Un développement local robuste exige une bonne gouvernance locale pour assurer une animation économique locale et permettre à l’Etat de renforcer ses capacités de gestion et de contrôle. Dans ce contexte de crise qui se profile, quelles sont les priorités dans ce domaine, en particulier ?

Pour promouvoir le développement local, il faut au préalable restituer le pouvoir de décision aux acteurs locaux, représentés par les délégués de l’Etat, les élus locaux, les entrepreneurs, les travailleurs, les universités, les unités de recherche, les centres de formation et le mouvement associatif, qui doivent agir en synergie. Si, en effet, un développement local robuste exige une bonne gouvernance locale pour assurer une animation économique locale, cette dernière réclame, à son tour, une décentralisation des pouvoirs. Il ne s’agit donc pas, à mon sens, pour l’Etat de renforcer ses capacités de gestion et de contrôle sur les collectivités locales, mais, bien au contraire, de leur céder une partie de ses prérogatives, car ces dernières sont mieux imprégnées des problèmes locaux que le pouvoir central, éloigné.
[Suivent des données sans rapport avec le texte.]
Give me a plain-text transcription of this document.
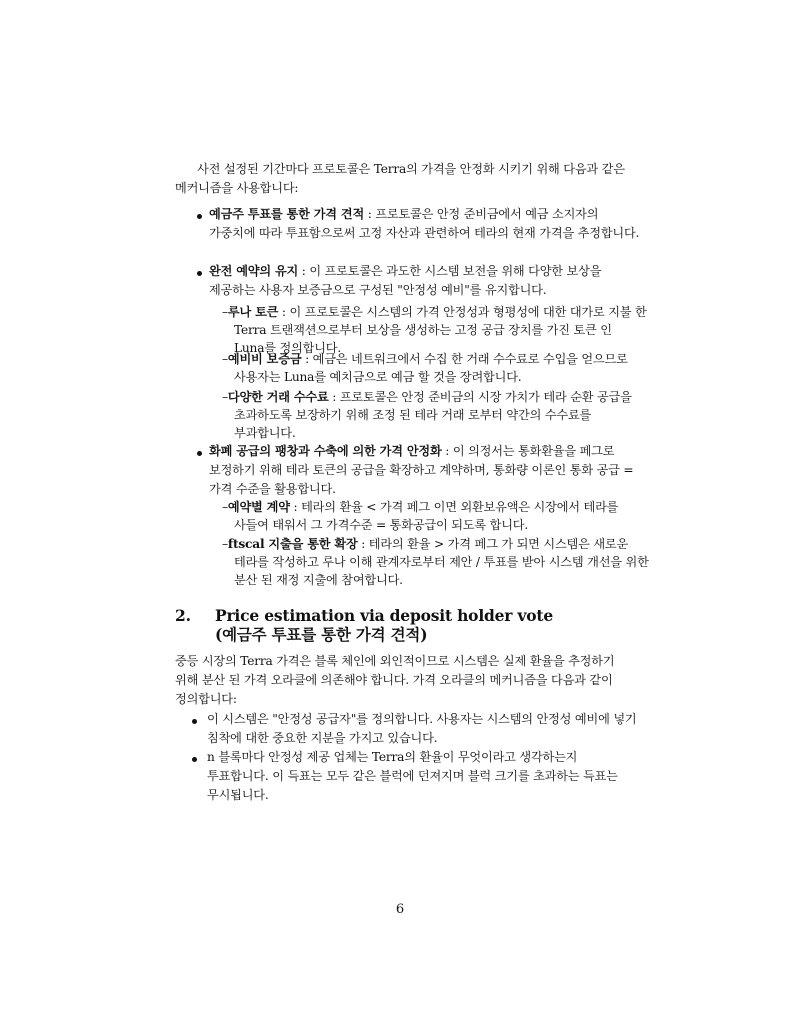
사전 설정된 기간마다 프로토콜은 Terra의 가격을 안정화 시키기 위해 다음과 같은 메커니즘을 사용합니다:

예금주 투표를 통한 가격 견적 : 프로토콜은 안정 준비금에서 예금 소지자의 가중치에 따라 투표함으로써 고정 자산과 관련하여 테라의 현재 가격을 추정합니다.

완전 예약의 유지 : 이 프로토콜은 과도한 시스템 보전을 위해 다양한 보상을 제공하는 사용자 보증금으로 구성된 "안정성 예비"를 유지합니다.

–루나 토큰 : 이 프로토콜은 시스템의 가격 안정성과 형평성에 대한 대가로 지불 한 Terra 트랜잭션으로부터 보상을 생성하는 고정 공급 장치를 가진 토큰 인 Luna를 정의합니다.

–예비비 보증금 : 예금은 네트워크에서 수집 한 거래 수수료로 수입을 얻으므로 사용자는 Luna를 예치금으로 예금 할 것을 장려합니다.

–다양한 거래 수수료 : 프로토콜은 안정 준비금의 시장 가치가 테라 순환 공급을 초과하도록 보장하기 위해 조정 된 테라 거래 로부터 약간의 수수료를 부과합니다.

화폐 공급의 팽창과 수축에 의한 가격 안정화 : 이 의정서는 통화환율을 페그로 보정하기 위해 테라 토큰의 공급을 확장하고 계약하며, 통화량 이론인 통화 공급 = 가격 수준을 활용합니다.

–예약별 계약 : 테라의 환율 < 가격 페그 이면 외환보유액은 시장에서 테라를 사들여 태워서 그 가격수준 = 통화공급이 되도록 합니다.

–ftscal 지출을 통한 확장 : 테라의 환율 > 가격 페그 가 되면 시스템은 새로운 테라를 작성하고 루나 이해 관계자로부터 제안 / 투표를 받아 시스템 개선을 위한 분산 된 재정 지출에 참여합니다.

2. Price estimation via deposit holder vote

(예금주 투표를 통한 가격 견적)

중등 시장의 Terra 가격은 블록 체인에 외인적이므로 시스템은 실제 환율을 추정하기 위해 분산 된 가격 오라클에 의존해야 합니다. 가격 오라클의 메커니즘을 다음과 같이 정의합니다:

이 시스템은 "안정성 공급자"를 정의합니다. 사용자는 시스템의 안정성 예비에 넣기 침착에 대한 중요한 지분을 가지고 있습니다.

n 블록마다 안정성 제공 업체는 Terra의 환율이 무엇이라고 생각하는지 투표합니다. 이 득표는 모두 같은 블럭에 던져지며 블럭 크기를 초과하는 득표는 무시됩니다.

6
Dans ce contexte de crise, la priorité est alors de rationaliser les moyens de l’Etat et de rechercher l’efficacité. Décentraliser les pouvoirs de décision et permettre aux collectivités locales de collecter l’impôt et, surtout, de rechercher d’autres niches fiscales pour faire face à leurs besoins constitue une des priorités dans ce domaine.
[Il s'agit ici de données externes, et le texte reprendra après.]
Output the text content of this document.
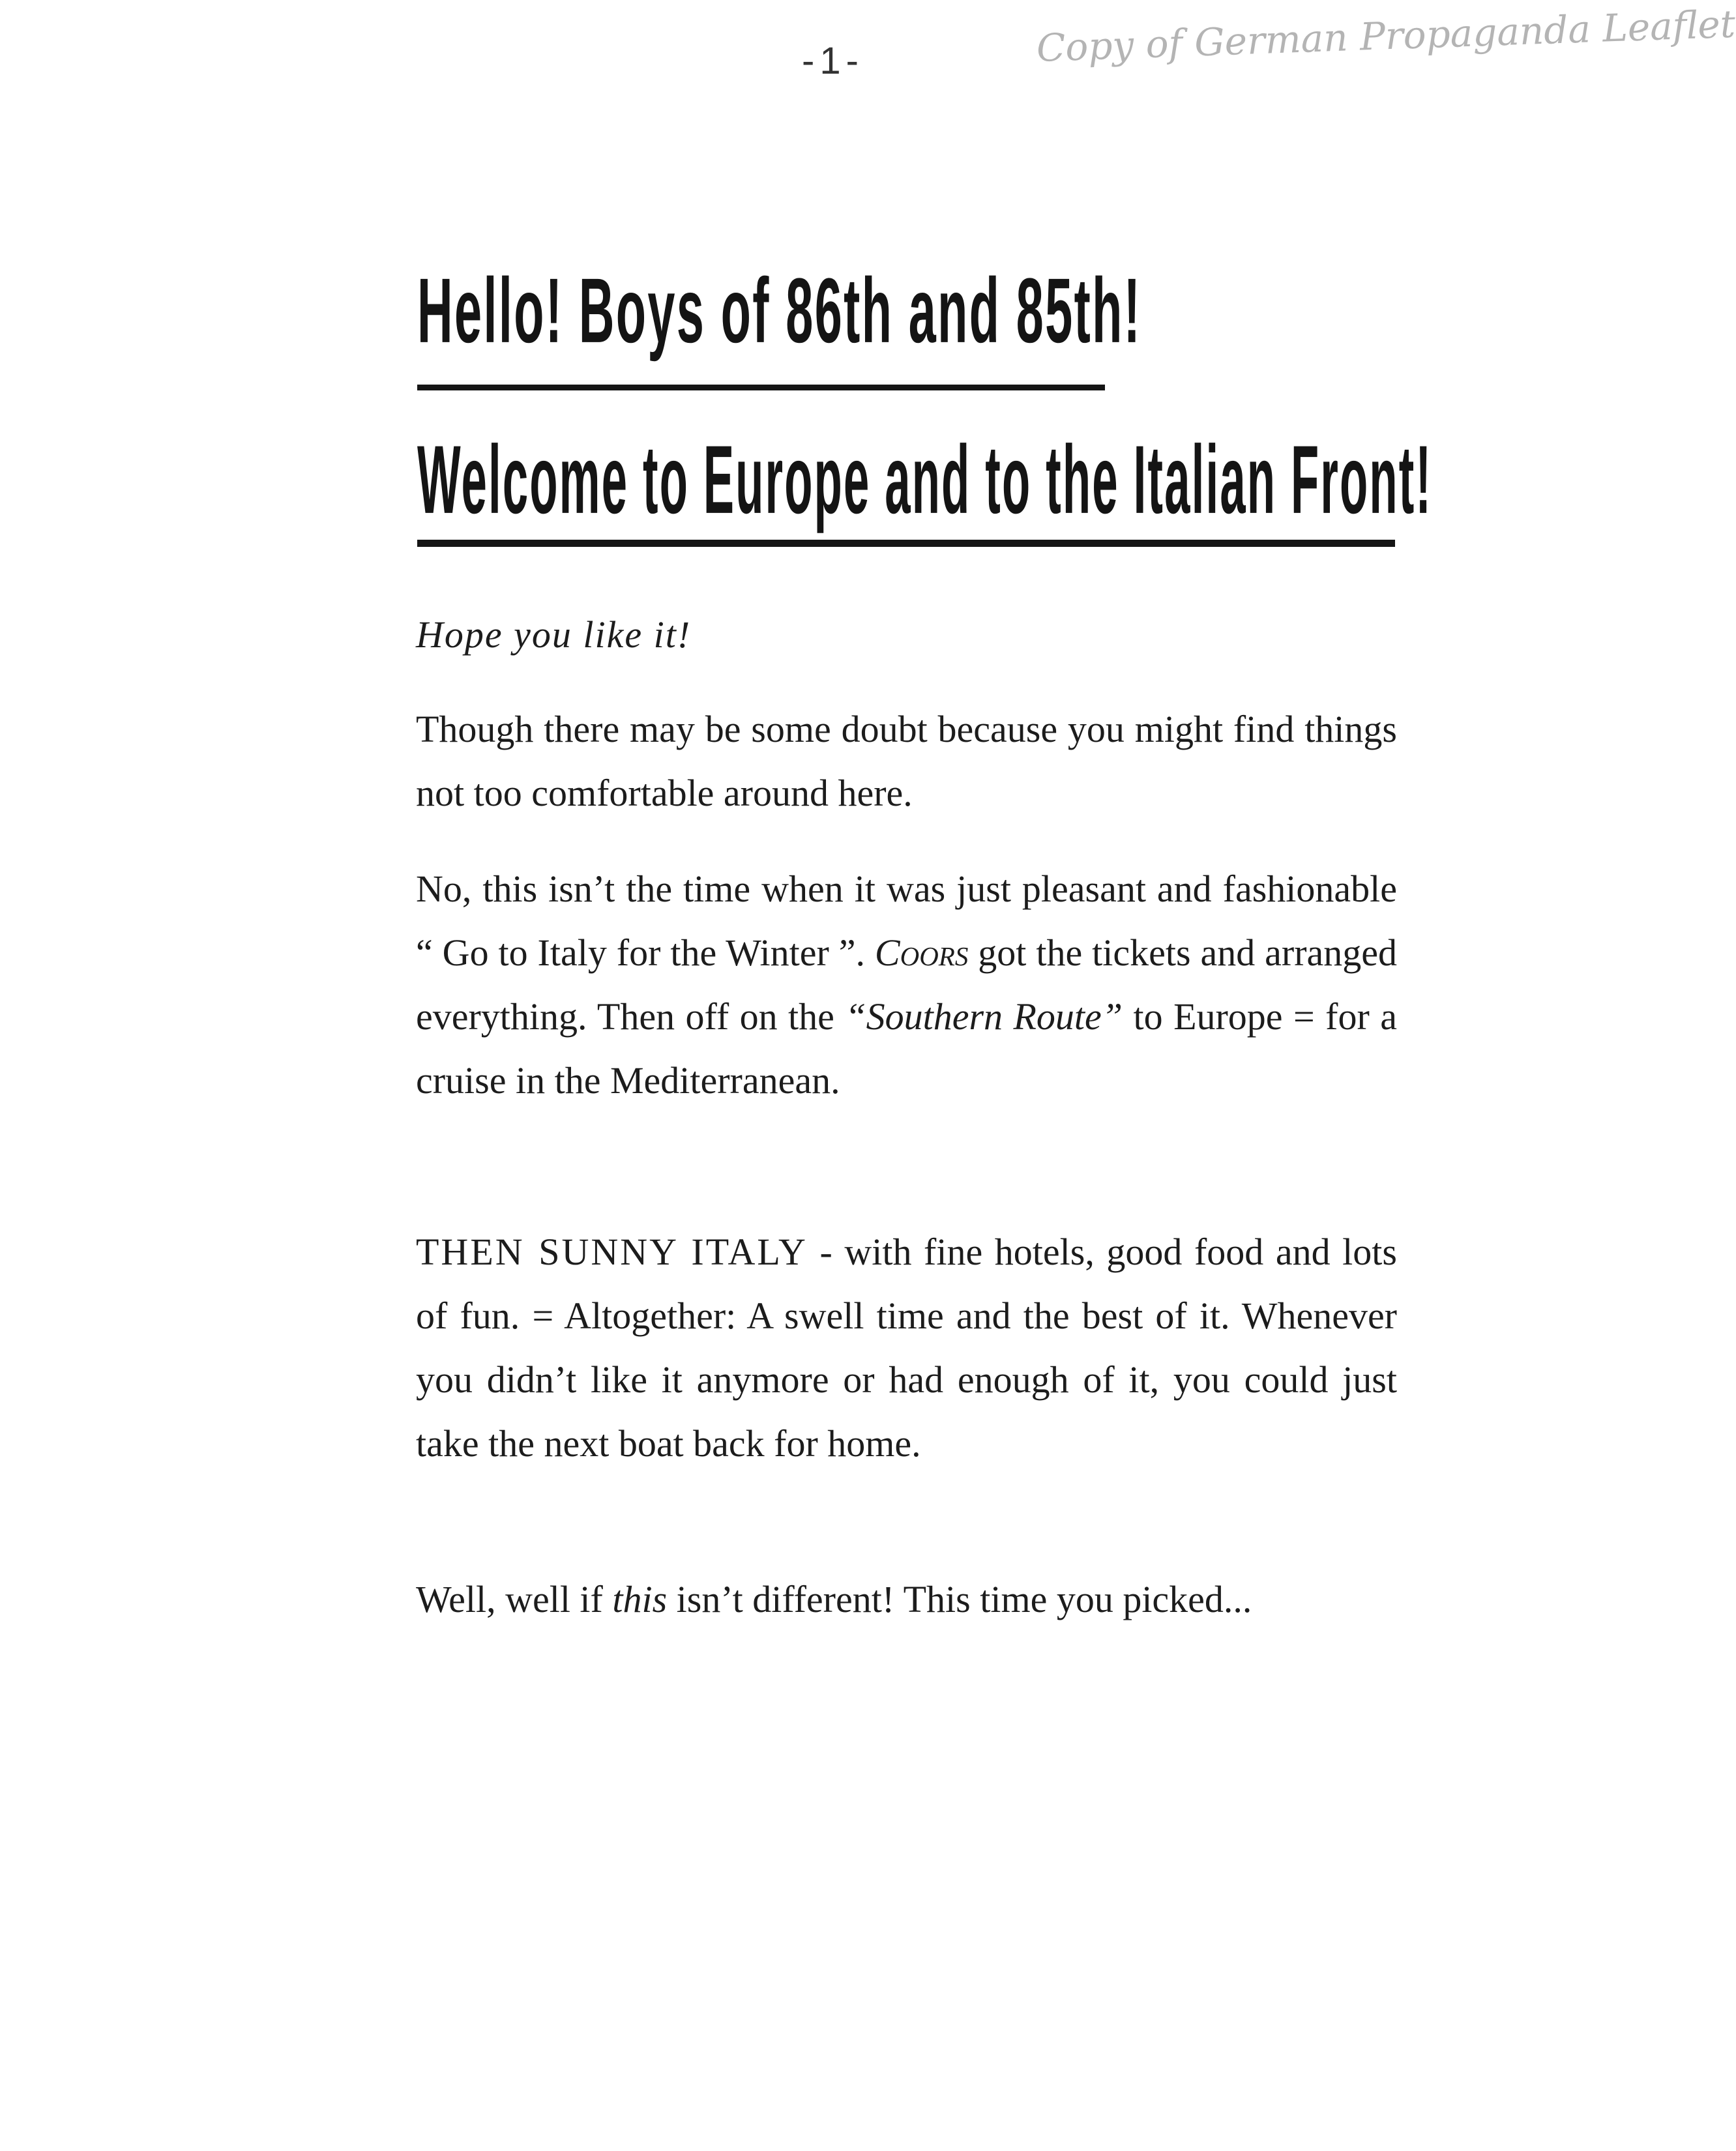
-1-	Copy of German Propaganda Leaflet
Hello! Boys of 86th and 85th!
Welcome to Europe and to the Italian Front!
Hope you like it!

Though there may be some doubt because you might find things not too comfortable around here.

No, this isn’t the time when it was just pleasant and fashionable “ Go to Italy for the Winter ”. Coors got the tickets and arranged everything. Then off on the “Southern Route” to Europe = for a cruise in the Mediterranean.

THEN SUNNY ITALY - with fine hotels, good food and lots of fun. = Altogether: A swell time and the best of it. Whenever you didn’t like it anymore or had enough of it, you could just take the next boat back for home.

Well, well if this isn’t different! This time you picked...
Concrètement, quel sera l’impact de ce retour à la proximité, en termes de développement et de croissance, surtout que l’économie est peu diversifiée et est tirée essentiellement par les hydrocarbures ?

L’économie algérienne est dépendante de ses hydrocarbures. Avec le retournement du marché pétrolier international, les conséquences en sont considérables. De fin juin 2014 à fin juin 2015, la fiscalité pétrolière s’est contractée de 33,5% en raison de la baisse des exportations des hydrocarbures de l’ordre de 42%. Le déficit de la balance commerciale a atteint 8 milliards de dollars à fin juillet 2015. Le taux d’inflation, en rythme annuel, a augmenté de 1,5% à fin juillet 2014 à 5% à fin juillet 2015. Enfin, le taux de change moyen du dinar par rapport au dollar est passé de 78,57 à fin juillet 2014 à 96,38 à fin juillet 2015, perdant ainsi 18,5% de sa valeur. C’est pourquoi l’impact de ce retour à la proximité ne pourra être que bénéfique, en termes de croissance et de développement. Dans ce contexte, les collectivités locales seront responsabilisées. La responsabilité entraînera de nouvelles idées. Ces dernières pourront être à l’origine de la diversification économique et favoriseront la création de richesse. Le fait de pouvoir prendre des initiatives suscitera l’émulation entre les territoires. La concurrence amènera encore plus de richesse.